- Autoridades dos Estados Unidos pressionaram a Argentina, levando à interrupção do projeto do observatório Cesco em San Juan e à retenção de peças fundamentais por cerca de nove meses, deixando a antena gigantesca sem uso.
- As encomendas americanas sobre a China perseguem evitar que projetos de astronomia na região Sul do mundo sejam usados para fins militares, acentuando a disputa geopolítica com Pequim.
- O Chile também encerrou, no ano passado, o projeto de observatório chinês no Deserto do Atacama após forte pressão dos EUA.
- O Radiotelescópio China-Argentina, com investimento de 32 milhões de dólares, tinha antena de quarenta metros; o atraso ocorreu por violações processuais na renovação de acordo com a China, e o arrendamento de Neuquén por cinquenta anos favorece uso civil.
- Estados Unidos realizaram treinamentos com cientistas argentinos e buscaram incluir termos em acordo comercial para limitar cooperação com a China em tecnologia espacial, enquanto diplomatas valorizavam relações com Argentina e outros países da região.
Nas colinas dos Andes argentinos, o radiotelescópio chinês do observatório Cesco ficou interrompido após pressão diplomática norte-americana. O projeto, iniciado há cerca de 15 anos, envolve uma antena de 40 metros e deveria se tornar o maior radiotelescópio da América do Sul. O motivo alegado é evitar uso militar.
A boa localização astronômica sob céu limpo atraiu o interesse de autoridades argentinas e chinesas. No entanto, o governo dos Estados Unidos vem pressionando para conter projetos chineses na região, temendo rastreamento de satélites e comunicações com Pequim. O governo argentino não comentou oficialmente o papel da diplomacia.

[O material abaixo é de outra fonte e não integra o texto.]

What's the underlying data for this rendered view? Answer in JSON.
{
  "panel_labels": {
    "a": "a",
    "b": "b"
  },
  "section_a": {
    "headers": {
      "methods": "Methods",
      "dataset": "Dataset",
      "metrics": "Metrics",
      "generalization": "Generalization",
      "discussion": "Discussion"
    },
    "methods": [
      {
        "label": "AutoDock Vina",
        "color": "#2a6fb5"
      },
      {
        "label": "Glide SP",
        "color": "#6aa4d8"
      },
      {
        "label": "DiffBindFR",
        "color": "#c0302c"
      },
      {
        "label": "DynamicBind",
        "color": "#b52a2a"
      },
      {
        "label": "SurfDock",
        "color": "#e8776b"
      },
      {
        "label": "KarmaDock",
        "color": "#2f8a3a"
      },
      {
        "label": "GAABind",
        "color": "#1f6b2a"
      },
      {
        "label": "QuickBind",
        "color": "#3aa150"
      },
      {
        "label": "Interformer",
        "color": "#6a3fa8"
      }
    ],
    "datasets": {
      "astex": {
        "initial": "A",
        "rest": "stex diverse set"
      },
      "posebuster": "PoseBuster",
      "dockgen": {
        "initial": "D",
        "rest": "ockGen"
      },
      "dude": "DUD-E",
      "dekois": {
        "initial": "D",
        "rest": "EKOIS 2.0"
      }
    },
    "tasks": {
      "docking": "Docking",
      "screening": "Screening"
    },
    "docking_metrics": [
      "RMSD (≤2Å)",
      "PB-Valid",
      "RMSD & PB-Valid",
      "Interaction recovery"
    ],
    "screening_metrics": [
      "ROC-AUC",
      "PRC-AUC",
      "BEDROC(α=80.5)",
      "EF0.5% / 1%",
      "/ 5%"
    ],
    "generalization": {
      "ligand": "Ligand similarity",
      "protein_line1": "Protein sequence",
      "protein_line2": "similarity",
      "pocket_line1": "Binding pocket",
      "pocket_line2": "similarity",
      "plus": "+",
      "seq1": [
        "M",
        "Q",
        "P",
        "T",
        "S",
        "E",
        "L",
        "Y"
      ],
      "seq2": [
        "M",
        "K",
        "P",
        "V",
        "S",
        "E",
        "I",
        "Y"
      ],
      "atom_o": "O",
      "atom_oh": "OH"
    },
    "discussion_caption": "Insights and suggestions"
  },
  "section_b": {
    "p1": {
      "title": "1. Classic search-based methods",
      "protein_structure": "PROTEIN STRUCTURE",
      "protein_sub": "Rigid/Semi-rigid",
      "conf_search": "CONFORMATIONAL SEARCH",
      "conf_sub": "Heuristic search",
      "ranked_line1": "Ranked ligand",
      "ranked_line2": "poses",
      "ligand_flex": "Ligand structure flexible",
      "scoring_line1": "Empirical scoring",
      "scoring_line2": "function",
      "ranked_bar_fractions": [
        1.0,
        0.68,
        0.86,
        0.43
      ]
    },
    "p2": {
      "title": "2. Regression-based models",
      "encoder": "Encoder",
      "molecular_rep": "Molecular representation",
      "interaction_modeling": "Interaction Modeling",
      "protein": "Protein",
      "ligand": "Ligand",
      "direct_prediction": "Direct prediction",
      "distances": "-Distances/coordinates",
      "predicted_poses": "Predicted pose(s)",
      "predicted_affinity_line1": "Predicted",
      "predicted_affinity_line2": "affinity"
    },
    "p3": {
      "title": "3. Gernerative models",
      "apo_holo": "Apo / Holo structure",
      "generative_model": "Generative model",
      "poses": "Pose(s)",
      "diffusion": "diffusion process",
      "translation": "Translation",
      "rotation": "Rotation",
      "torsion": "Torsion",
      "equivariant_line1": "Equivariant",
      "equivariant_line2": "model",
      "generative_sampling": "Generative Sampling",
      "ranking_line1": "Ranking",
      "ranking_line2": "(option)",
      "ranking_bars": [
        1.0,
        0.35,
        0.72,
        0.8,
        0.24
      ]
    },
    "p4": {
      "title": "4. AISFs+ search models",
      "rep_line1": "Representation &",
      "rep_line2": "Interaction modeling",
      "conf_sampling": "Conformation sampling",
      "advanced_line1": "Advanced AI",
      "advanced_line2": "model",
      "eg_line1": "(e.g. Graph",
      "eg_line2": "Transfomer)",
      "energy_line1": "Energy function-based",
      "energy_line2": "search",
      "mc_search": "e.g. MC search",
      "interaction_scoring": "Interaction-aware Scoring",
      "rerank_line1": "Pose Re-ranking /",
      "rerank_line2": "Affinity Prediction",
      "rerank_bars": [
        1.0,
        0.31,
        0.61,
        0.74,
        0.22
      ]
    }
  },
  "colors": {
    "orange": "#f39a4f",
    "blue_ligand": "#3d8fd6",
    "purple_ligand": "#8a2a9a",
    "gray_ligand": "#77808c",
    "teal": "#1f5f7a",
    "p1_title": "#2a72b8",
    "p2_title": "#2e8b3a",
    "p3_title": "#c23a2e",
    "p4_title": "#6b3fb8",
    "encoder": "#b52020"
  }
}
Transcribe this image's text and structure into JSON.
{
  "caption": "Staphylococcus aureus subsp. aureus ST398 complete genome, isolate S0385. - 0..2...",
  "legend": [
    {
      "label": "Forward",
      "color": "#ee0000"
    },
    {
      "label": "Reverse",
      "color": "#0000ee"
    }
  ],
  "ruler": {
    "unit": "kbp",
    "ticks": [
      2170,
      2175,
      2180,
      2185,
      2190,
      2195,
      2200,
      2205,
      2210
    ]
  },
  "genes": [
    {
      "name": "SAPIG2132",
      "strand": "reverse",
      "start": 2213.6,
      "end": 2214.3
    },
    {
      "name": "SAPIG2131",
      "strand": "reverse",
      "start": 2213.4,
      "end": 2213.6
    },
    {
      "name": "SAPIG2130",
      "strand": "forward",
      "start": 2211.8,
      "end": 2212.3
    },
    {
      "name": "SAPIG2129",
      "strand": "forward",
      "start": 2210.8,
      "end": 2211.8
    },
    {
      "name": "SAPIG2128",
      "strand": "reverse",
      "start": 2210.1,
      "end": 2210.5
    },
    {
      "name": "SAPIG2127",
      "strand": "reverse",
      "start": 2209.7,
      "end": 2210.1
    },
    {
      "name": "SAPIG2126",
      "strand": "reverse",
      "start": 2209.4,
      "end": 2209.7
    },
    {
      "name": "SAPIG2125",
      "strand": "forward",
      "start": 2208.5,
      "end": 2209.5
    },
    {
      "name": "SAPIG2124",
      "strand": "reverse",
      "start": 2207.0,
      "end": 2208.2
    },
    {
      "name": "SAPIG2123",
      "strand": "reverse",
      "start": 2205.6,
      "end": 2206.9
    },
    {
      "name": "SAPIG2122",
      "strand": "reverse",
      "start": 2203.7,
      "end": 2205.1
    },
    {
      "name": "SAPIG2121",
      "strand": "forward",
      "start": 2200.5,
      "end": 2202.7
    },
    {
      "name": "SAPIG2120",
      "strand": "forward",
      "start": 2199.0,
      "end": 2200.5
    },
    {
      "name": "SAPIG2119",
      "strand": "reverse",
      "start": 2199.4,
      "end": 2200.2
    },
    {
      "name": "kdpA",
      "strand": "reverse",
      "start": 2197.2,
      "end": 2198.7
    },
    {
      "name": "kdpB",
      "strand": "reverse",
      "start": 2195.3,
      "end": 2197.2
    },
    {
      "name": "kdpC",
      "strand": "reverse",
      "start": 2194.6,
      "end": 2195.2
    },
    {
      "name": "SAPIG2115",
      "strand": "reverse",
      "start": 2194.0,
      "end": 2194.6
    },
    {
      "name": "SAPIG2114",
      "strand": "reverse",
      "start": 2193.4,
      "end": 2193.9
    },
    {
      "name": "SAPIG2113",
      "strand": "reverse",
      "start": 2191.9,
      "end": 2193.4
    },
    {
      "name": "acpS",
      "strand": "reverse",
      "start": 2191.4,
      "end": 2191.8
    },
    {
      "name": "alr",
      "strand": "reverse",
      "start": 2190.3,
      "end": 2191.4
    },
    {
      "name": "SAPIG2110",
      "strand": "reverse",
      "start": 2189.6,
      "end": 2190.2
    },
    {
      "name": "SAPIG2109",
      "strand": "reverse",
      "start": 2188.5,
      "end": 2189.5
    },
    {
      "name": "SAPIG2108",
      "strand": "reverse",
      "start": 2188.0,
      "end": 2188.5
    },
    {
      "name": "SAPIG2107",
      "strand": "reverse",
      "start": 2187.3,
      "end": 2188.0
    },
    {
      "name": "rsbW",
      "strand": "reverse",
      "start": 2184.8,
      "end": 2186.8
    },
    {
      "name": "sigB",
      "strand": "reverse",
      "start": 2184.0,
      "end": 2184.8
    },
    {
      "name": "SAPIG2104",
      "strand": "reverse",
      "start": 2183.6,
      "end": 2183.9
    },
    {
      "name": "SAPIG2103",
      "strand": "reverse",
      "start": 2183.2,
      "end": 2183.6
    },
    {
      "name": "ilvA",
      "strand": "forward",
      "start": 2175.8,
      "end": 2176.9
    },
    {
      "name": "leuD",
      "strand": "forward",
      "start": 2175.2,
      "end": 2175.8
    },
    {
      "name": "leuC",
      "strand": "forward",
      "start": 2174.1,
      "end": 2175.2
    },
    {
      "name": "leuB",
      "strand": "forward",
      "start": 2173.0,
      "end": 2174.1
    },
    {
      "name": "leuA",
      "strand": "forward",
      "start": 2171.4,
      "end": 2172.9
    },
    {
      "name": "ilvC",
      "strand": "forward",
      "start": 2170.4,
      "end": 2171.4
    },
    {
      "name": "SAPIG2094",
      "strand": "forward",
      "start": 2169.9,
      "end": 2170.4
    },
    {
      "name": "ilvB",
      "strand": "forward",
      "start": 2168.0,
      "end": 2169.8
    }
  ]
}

Segundo relatos de atuais e ex-funcionários do governo americano, Washington expressou repetidas preocupações com o uso civil versus militar do telescópio. O episódio ocorre no contexto de uma política norte-americana mais assertiva na América Latina, com foco na contenção da presença chinesa.
Contexto regional
Na prática, sinais de interrupção também chegaram ao Chile, onde o Deserto do Atacama hospedaria um observatório chinês. Autoridades chilenas bloquearam o projeto após pressões de Washington. Em ambos os casos, o objetivo declarado é evitar capacidades estratégicas associadas a pesquisas espaciais.
O observatório Cesco, inaugurado na década de 1960, envolve parcerias com universidades argentinas e estrangeiras. O radiotelescópio China-Argentina teve investimento de milhões de dólares e a construção de uma grande antena, que ficou estacionada sem concluir a montagem. A expectativa era ampliar a capacidade sul-americana de pesquisa astronômica.
Especialistas e cientistas locais expressaram frustração com a paralisação, destacando a importância de instrumentos no Hemisfério Sul para mapear o nascimento de estrelas e galáxias distantes. Treinamentos e encontros entre agências americanas e argentinas reforçam o registro de preocupações sobre uso dual de instalações civis.
Situação atual
As peças finais foram retidas na alfândega por meses, dificultando o avanço do projeto. Autoridades argentinas não divulgaram detalhes sobre as negociações diplomáticas que motivaram a interrupção. O observatório permanece inativo, com a antena sem funcionamento.
Entre as partes, há afirmações conflitantes sobre a motivação da decisão. A Embaixada da China em Buenos Aires acusa os Estados Unidos de buscar justificação para conter a China, enquanto representantes norte-americanos afirmam tratativas para reduzir riscos dual-use em instalações civis.
A cobertura da imprensa internacional cita ainda outros polos de atividade espacial na região, como a estação de controle de missões na Patagônia. O episódio evidencia a complexa interseção entre cooperação científica, soberania nacional e estratégias geopolíticas na era espacial.